22 years deep and still recognised as the gold standard of mixes and a serious bucket list achievement for any DJ; BBC Radio 1’s weekly Essential Mixes guarantee two solid hours of unabashed, creative selectionsim with none of the licencing or copyright issues that affect a commercially available mix. Covering every genre possible, and often repping exciting new DJs, listen to any Essential Mix and you’re in for an experience.
As we dip our toes into the warmer months, and big festival mission roadtrips commence, we’ve decided to take a look at drum & bass mixes for this week’s 6 Of The Best round-up. On average, since the mid/late-zeroes, there have been approximately three D&B Essential Mixes per year (prior to 2006 we were lucky if we had one per year)
We’re doing well this year, though; we’ve already had blinding sets from S.P.Y and Spor and we’re not yet half way through 2015. Maybe we’re making up for lost time? Last year there were none.
Make no mistakes: picking six was no easy feat. The shortlist was double. Notable mixes that aren’t on this list include Sub Focus from 2009, Noisia from 2010, Calyx & Teebee from 2012, Andy C’s legendary one hour live showdown from the Hackney Weekender and – going waaaaaay back – Grooverider from 1997. Explore the BBC’s Essential Mix website, do a little personal digging, pick your own six favourites and share them in the comments section.
Hold tight for both six of the best dubstep Essential Mixes and six of the best Essential Mixes of all time in the coming weeks.
In the words of the series host Pete Tong himself, we continue….
DJ Ron (15.1.95)
How could we not include the first ever drum & bass Essential Mix? One of jungle’s most influential men back in its formative days, DJ Ron took the honour of introducing what Pete Tong describes in the intro as a “radically different flavour” to the series. Cue a powerful throwback blend featuring cuts from all the important names of the time: Goldie, Roni Size, Dillinja, Tom & Jerry, Alex Reece. Historic.
Fast forward three years and BBC Broadcasting House is spliced and sliced to smithereens by Photek’s razor-sharp samurai sword. A pioneer in sound design and one of the kings of the brutally edged, icy tech sound (which paved the way for techstep and, later, neurofunk), Photek was the undisputed jungle boss in 1997 with this Essential Mix and his album Modus Operandi which set such a high benchmark it’s still relevant now.
Sprint the best part of a decade again for a biblical banger blend from Pendulum. Broadcast just months after their debut album Hold Your Colour slapped the scene upside its ruddy chops, this summarised the Aussie agenda-setters’ successes thus far. It’s steeped in so much energy, blistering double drops and a great sense of fun right from the intro. Very few artists one was doing it like Pendulum were in 2005.
High Contrast (8.10.2007)
2007… A golden time for drum & bass; samples were still being thrown around like mud at a rainy Glastonbury, artists like Brookes Brothers and Sub Focus had established themselves and were starting to write a brand new chapter, Chase & Status were rising through the ranks faster than a gabba techno record and Hospital and their artists were absolutely killing it.
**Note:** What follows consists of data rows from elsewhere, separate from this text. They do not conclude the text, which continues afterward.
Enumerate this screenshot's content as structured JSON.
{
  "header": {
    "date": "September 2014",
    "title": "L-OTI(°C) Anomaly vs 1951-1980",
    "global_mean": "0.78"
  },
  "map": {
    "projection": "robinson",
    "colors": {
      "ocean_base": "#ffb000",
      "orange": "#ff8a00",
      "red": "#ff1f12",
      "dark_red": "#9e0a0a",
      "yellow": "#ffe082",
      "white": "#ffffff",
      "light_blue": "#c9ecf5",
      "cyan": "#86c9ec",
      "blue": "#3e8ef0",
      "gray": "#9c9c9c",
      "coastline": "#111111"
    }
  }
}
None more so than High Contrast. This Essential Mix was broadcast the same week as his third album Tough Guys Don’t Dance was released. The same album that gave us If We Ever, Kiss Kiss Bang Bang, In-A-Gadda-Da-Vida, Everything’s Different and many more timeless bangers. This was voted as Essential Mix of the year by Radio 1 listeners. It’s really not hard to understand to why.
Drumsound & Bassline Smith (22.9.2012)
2012: a vintage year for D&B Essential Mixes as Calyx & TeeBee and Andy C also delivered epic blends this year. Drumsound & Bassline Smith pipped them to the post, though, with this absurd all-style chop-up that covers every jungle shade. From lumo vocal crossover smash to the darkest khaki underground. With more double drops than a chocolate factory, the inclusion of various dubstep co-labs and remixes from the likes of Excision and Downlink and SKisM and DC Breaks, plus a spattering of classics (Pendulum’s remix of Voodoo People) and this not only sums up the Technique bosses’ skills perfectly, but the breadth and badness of drum & bass that’s still relevant almost three years later.
Back to the future. We already hyped the Dickens out of this when it was first broadcast two months back. Rightly so. Spor’s comeback has been one of the most exciting drum & bass stories this year, and this mix reminds us why we all got so excited when Jon Gooch first hinted at the return of this alias. The fact it digs deep into his Seventh Stitch material towards the end makes this mix an even more of an essential experience.